For as big as techno is as a music genre, and for as long as it’s been in the mainstream, it’s been fairly underutilized in film scoring. Trent Reznor and Atticus Ross’s 90s techno throwback score for Challengers may finally buck the trend, but that remains to be seen. One way to know their 90s-homage was successful is how reminiscent it is of a much earlier techno score: Tom Tykwer, Johnny Klimek, and Reinhold Heil’s 1998 score for Run Lola Run (with Tywker also directing the film). While the three (once called the “Pale 3”) may now be best known for scoring some of the Wachowski sisters’ films, like Cloud Atlas and The Matrix Resurrections, Run Lola Run was their first collaboration.
The film’s basic premise is pretty simple: Lola’s (Franka Potente) boyfriend Manni (Moritz Bleibtreu) misplaces 100,000 Deutschemarks belonging to his boss, who will kill Manni unless he can replace the money in twenty minutes. But how does a twenty-minute deadline last for roughly ninety minutes? Time loops. Lola must repeatedly run, quite literally, throughout the city in her attempts to save Manni. The frantic pace of Lola’s attempts, and their repetition, lay the groundwork for the trio’s score.
Klimek in particular has a long history in the European electronic scene, which may have been the driving force in determining the score’s genre: techno. Once Lola’s odyssey begins, the score reaches full speed, its pounding rhythms often reminiscent of fast-paced footfalls, mirroring Lola. These moments make up the bulk of the score, creating the film’s urgency and adding life (and danger) to frequent sequences and montages of running through city streets; what could be rather dull moments, no matter how energetically cut, become frenetic.

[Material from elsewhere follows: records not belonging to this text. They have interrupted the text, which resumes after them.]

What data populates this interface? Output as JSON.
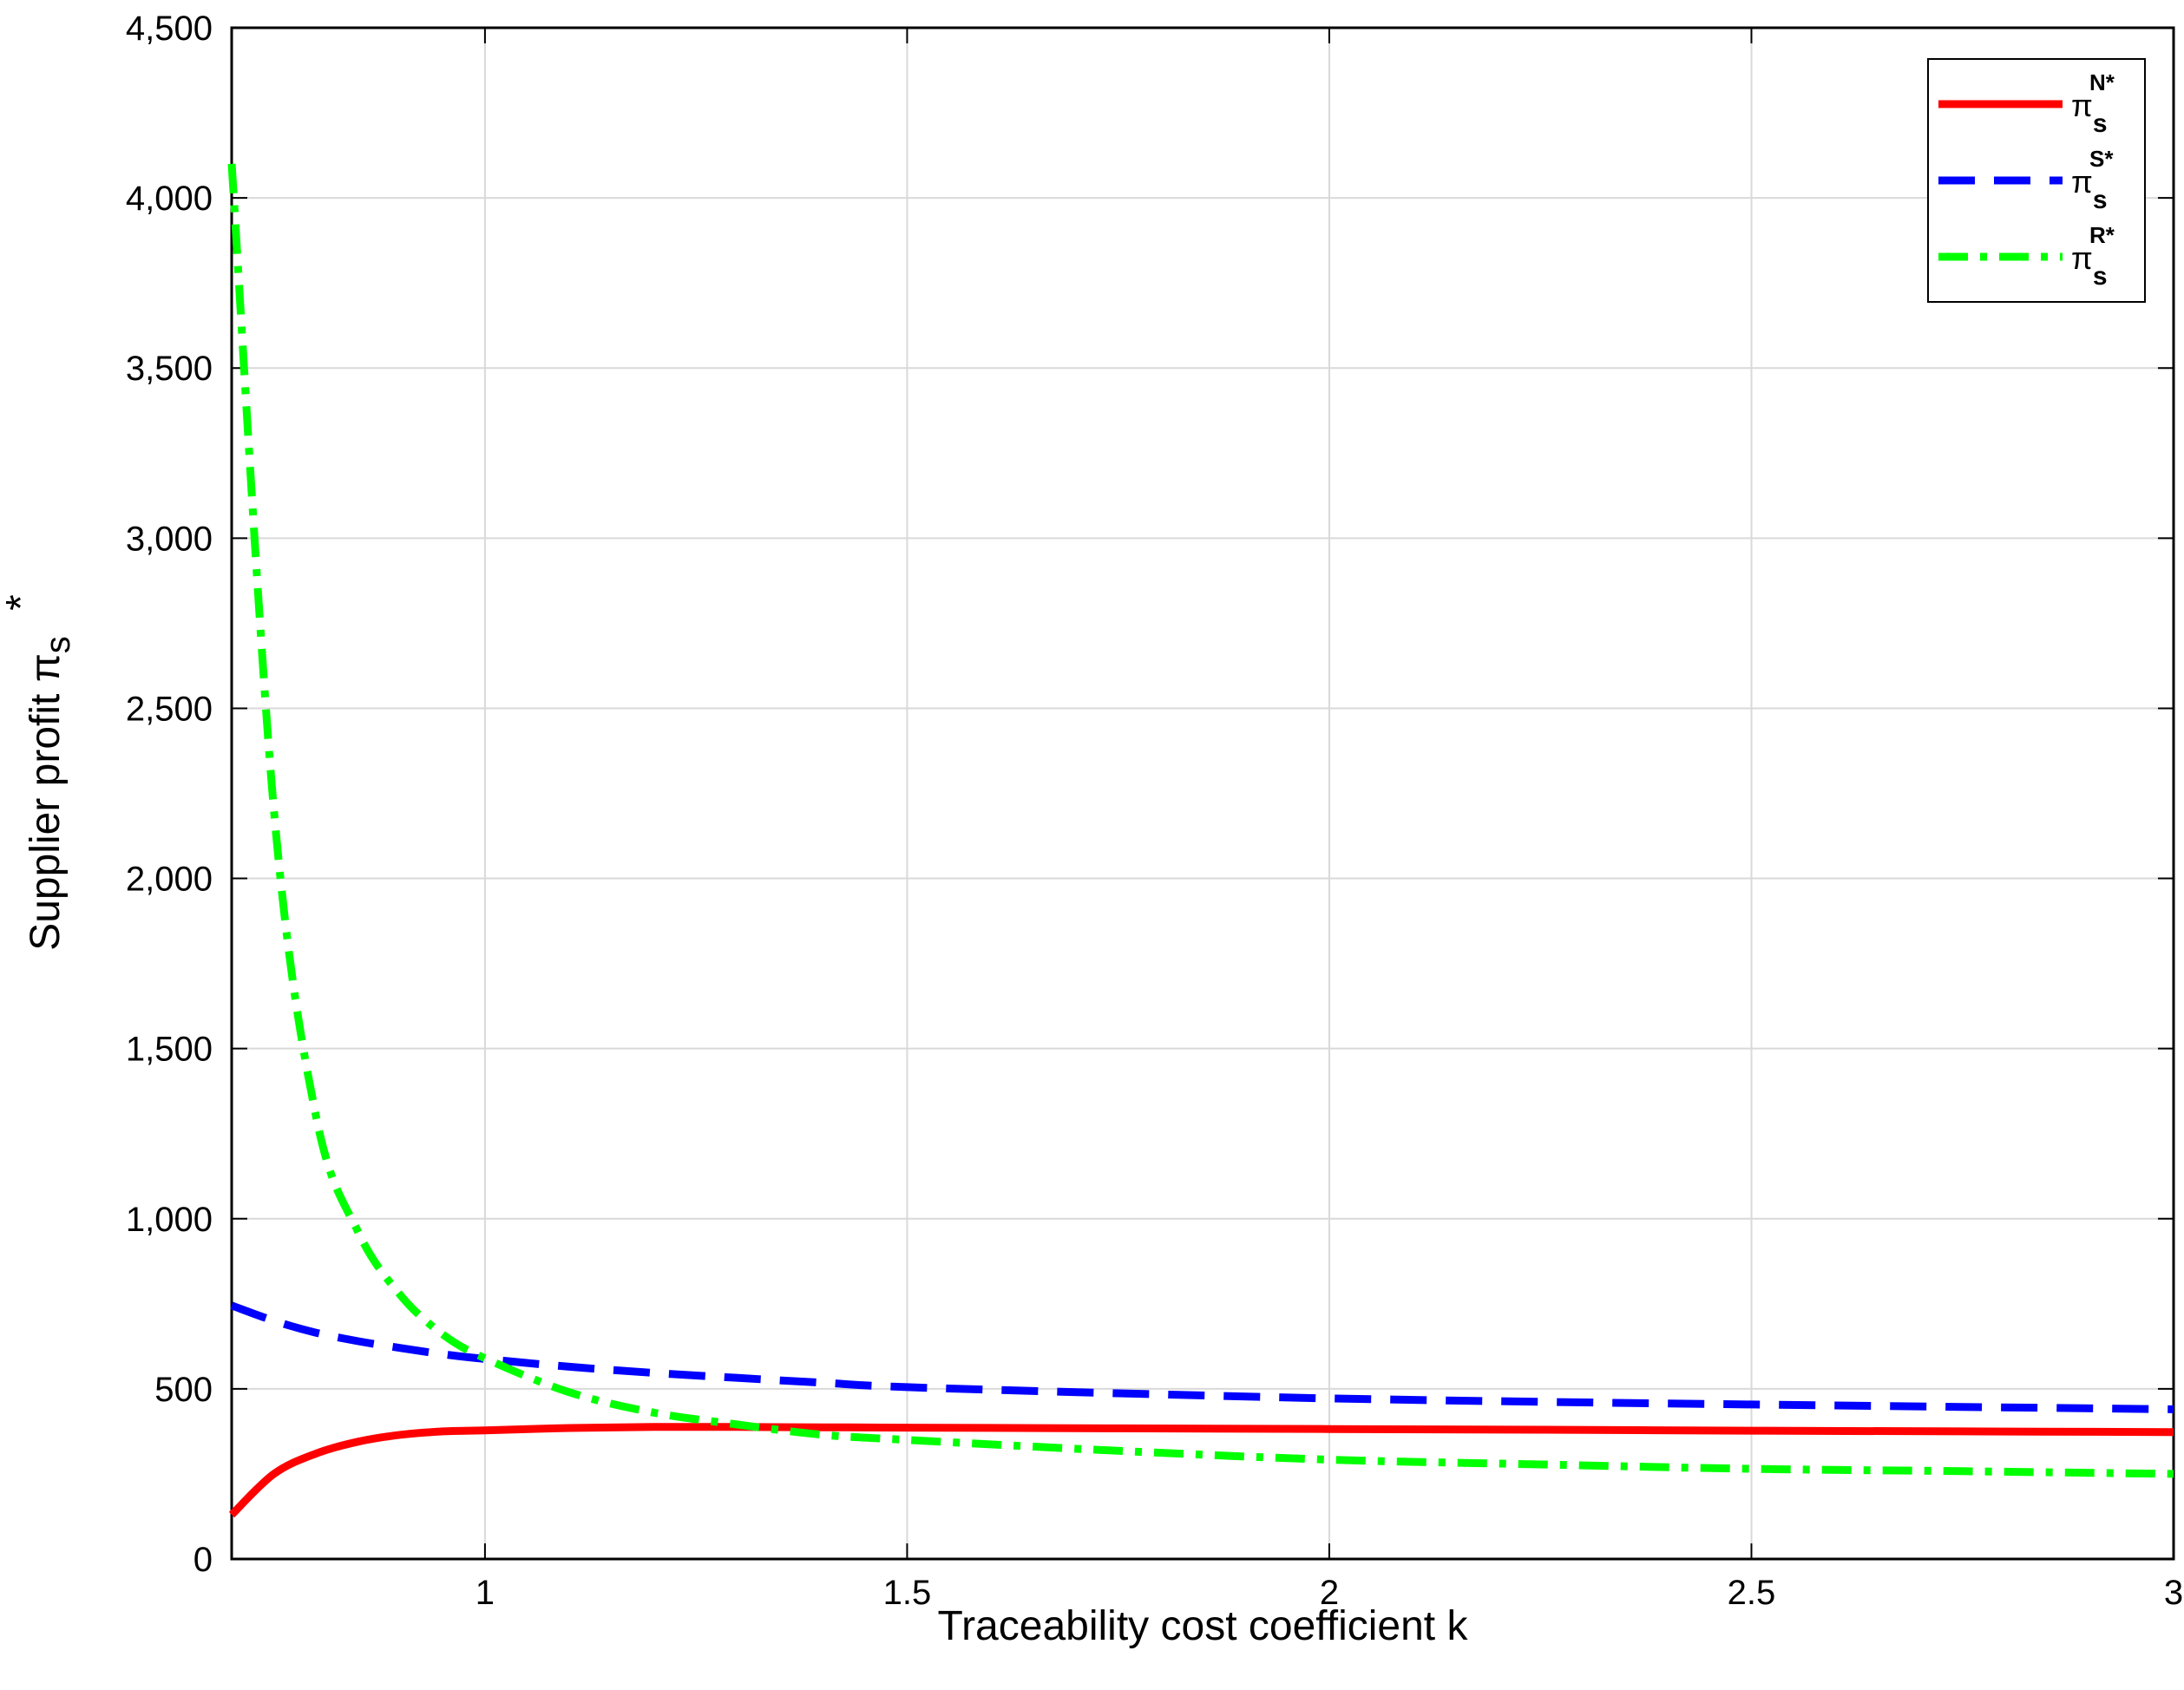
{
  "chart_data": {
    "type": "line",
    "title": "",
    "xlabel": "Traceability cost coefficient k",
    "ylabel": "Supplier profit π",
    "ylabel_sup": "*",
    "ylabel_sub": "s",
    "xlim": [
      0.7,
      3
    ],
    "ylim": [
      0,
      4500
    ],
    "xticks": [
      1,
      1.5,
      2,
      2.5,
      3
    ],
    "xtick_labels": [
      "1",
      "1.5",
      "2",
      "2.5",
      "3"
    ],
    "yticks": [
      0,
      500,
      1000,
      1500,
      2000,
      2500,
      3000,
      3500,
      4000,
      4500
    ],
    "ytick_labels": [
      "0",
      "500",
      "1,000",
      "1,500",
      "2,000",
      "2,500",
      "3,000",
      "3,500",
      "4,000",
      "4,500"
    ],
    "grid": true,
    "legend_position": "top-right",
    "x": [
      0.7,
      0.75,
      0.8,
      0.85,
      0.9,
      0.95,
      1.0,
      1.1,
      1.2,
      1.3,
      1.4,
      1.5,
      1.75,
      2.0,
      2.25,
      2.5,
      2.75,
      3.0
    ],
    "series": [
      {
        "name": "π",
        "legend_sup": "N*",
        "legend_sub": "s",
        "color": "#ff0000",
        "style": "solid",
        "values": [
          130,
          250,
          310,
          345,
          365,
          375,
          378,
          385,
          388,
          388,
          387,
          386,
          384,
          382,
          380,
          377,
          375,
          373
        ]
      },
      {
        "name": "π",
        "legend_sup": "S*",
        "legend_sub": "s",
        "color": "#0000ff",
        "style": "dashed",
        "values": [
          745,
          700,
          665,
          640,
          620,
          602,
          588,
          565,
          547,
          532,
          518,
          505,
          487,
          472,
          462,
          454,
          447,
          440
        ]
      },
      {
        "name": "π",
        "legend_sup": "R*",
        "legend_sub": "s",
        "color": "#00ff00",
        "style": "dashdot",
        "values": [
          4100,
          2200,
          1300,
          960,
          775,
          660,
          590,
          490,
          430,
          395,
          365,
          350,
          318,
          292,
          278,
          265,
          258,
          250
        ]
      }
    ]
  }
}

Tykwer had considered using a voiceover throughout the film as a way to present Lola’s thoughts during these sequences. While useful, it’s easy to imagine the choice cutting against the music’s urgency. However, the Pale 3 found a workaround – Potente’s “vocals”. Throughout the score Potente, as Lola, has rhythmic, spoken-word moments (approaching, but not quite reaching, singing) meant to act as a cipher for Lola’s internal monologue. We literally hear her thoughts, hopes, dreams, worries in infectious repetition, synched to blaring techno. While it isn’t as effective in transmitting her thoughts as a full-bore monologue would be – often the vocals get lost in the music – it’s a clever choice that’s far more inconspicuous.
Perhaps the score’s greatest downside is that it’s affixed to twenty-minute time loops. While the various cues, to an extent, have their own identities, they ultimately feel very similar to one another, particularly since much of what Lola does and experiences from one loop to the next is also similar. It’s a necessity that works to picture but can make the first half of the score release drag.

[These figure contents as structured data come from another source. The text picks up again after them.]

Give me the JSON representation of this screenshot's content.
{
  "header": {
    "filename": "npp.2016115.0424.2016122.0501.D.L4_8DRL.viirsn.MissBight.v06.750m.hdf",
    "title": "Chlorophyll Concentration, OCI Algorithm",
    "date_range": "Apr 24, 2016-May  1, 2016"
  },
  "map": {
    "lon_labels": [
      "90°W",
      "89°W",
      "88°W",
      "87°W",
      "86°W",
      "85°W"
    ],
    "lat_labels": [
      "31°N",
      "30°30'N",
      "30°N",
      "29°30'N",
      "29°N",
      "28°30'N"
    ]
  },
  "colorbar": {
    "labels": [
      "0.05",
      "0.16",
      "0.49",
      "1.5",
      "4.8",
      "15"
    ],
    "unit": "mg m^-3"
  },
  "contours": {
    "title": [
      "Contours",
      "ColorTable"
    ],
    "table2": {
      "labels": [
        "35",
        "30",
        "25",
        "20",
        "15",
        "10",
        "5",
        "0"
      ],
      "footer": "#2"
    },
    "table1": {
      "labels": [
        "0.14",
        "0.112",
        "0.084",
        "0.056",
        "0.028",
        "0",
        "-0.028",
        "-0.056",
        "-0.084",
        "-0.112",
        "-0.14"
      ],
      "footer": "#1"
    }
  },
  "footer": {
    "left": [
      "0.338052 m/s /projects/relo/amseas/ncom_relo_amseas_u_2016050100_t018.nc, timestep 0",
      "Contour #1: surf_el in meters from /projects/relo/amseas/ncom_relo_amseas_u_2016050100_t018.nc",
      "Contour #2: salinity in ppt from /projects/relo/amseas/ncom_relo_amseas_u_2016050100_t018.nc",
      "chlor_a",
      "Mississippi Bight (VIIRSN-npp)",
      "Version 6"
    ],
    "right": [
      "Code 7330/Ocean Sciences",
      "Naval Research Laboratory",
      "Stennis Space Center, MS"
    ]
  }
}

The first half? That’s right. As the Pale 3 note in the score’s liner notes: “To re-experience the movie, listen tracks 2-9. For alternative experience, listen tracks 10-16.” The back-half of the score consists of remixes by Klimek and other members of the European techno scene. These are a completely different vibe, retaining the DNA of the score but often replacing the intensity with something a bit more downtempo. It takes the original tracks and turns them into a sort of dream state.

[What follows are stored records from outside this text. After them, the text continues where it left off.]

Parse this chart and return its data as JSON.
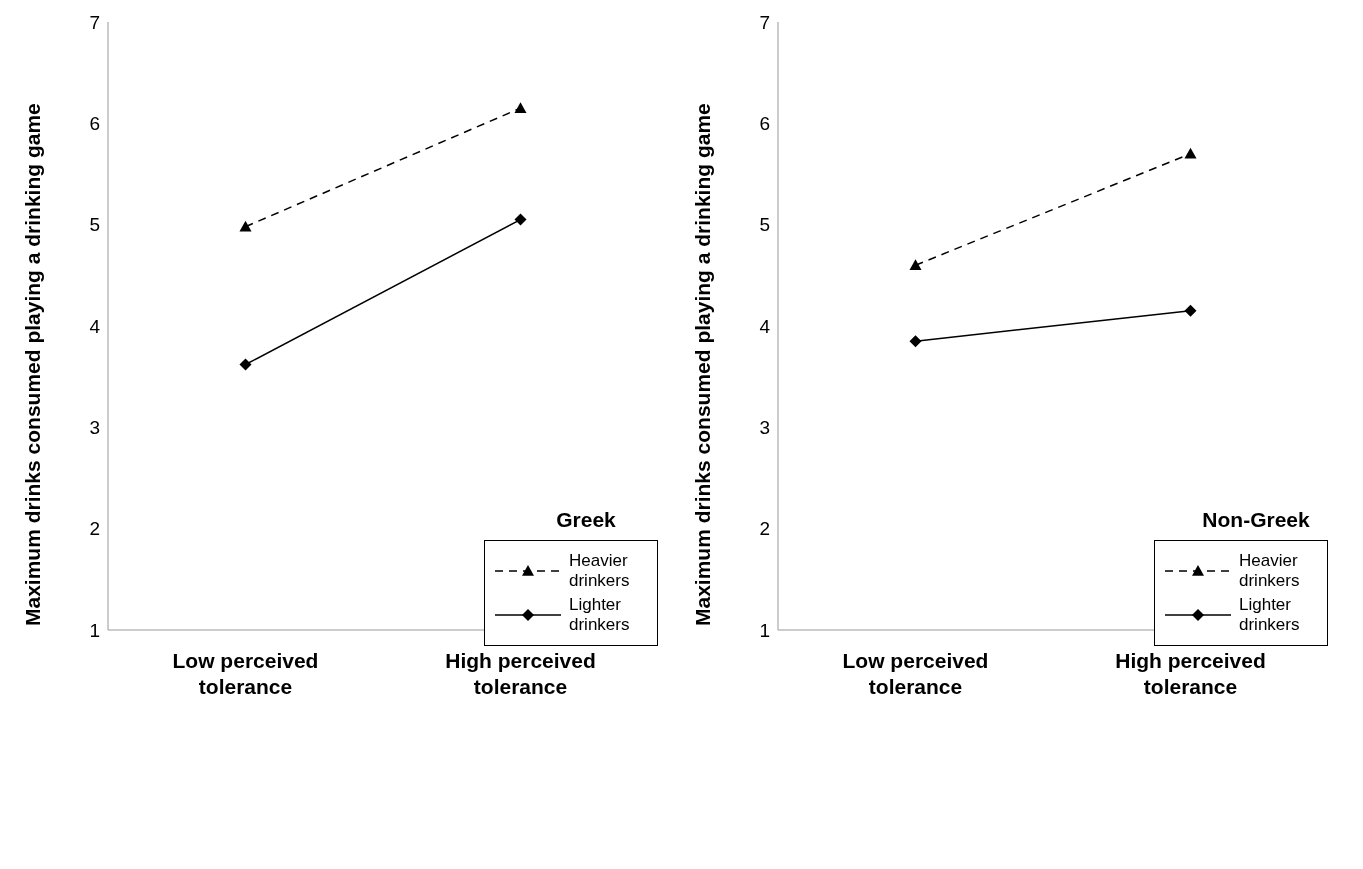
{
  "chart_data": [
    {
      "type": "line",
      "ylabel": "Maximum drinks consumed playing a drinking game",
      "legend_title": "Greek",
      "categories": [
        "Low perceived tolerance",
        "High perceived tolerance"
      ],
      "series": [
        {
          "name": "Heavier drinkers",
          "color": "#000000",
          "values": [
            4.98,
            6.15
          ],
          "marker": "triangle",
          "line_style": "dashed"
        },
        {
          "name": "Lighter drinkers",
          "color": "#000000",
          "values": [
            3.62,
            5.05
          ],
          "marker": "diamond",
          "line_style": "solid"
        }
      ],
      "ylim": [
        1,
        7
      ],
      "yticks": [
        1,
        2,
        3,
        4,
        5,
        6,
        7
      ],
      "grid": false,
      "legend": "bottom right"
    },
    {
      "type": "line",
      "ylabel": "Maximum drinks consumed playing a drinking game",
      "legend_title": "Non-Greek",
      "categories": [
        "Low perceived tolerance",
        "High perceived tolerance"
      ],
      "series": [
        {
          "name": "Heavier drinkers",
          "color": "#000000",
          "values": [
            4.6,
            5.7
          ],
          "marker": "triangle",
          "line_style": "dashed"
        },
        {
          "name": "Lighter drinkers",
          "color": "#000000",
          "values": [
            3.85,
            4.15
          ],
          "marker": "diamond",
          "line_style": "solid"
        }
      ],
      "ylim": [
        1,
        7
      ],
      "yticks": [
        1,
        2,
        3,
        4,
        5,
        6,
        7
      ],
      "grid": false,
      "legend": "bottom right"
    }
  ]
}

The remixed tracks create another coincidental parallel to Challengers, which had a remix album by Boys Noize (and a later official remix single by Nic Fanciulli). Of course, these inadvertent connections make Run Lola Run a recommended listen for anyone that enjoyed the viral score of the summer, but the score shouldn’t simply be looked at as a good double feature with Challengers. Run Lola Run is an indie achievement, with three inexperienced film composers crafting a refreshing, energizing techno score constantly breathing life into Lola.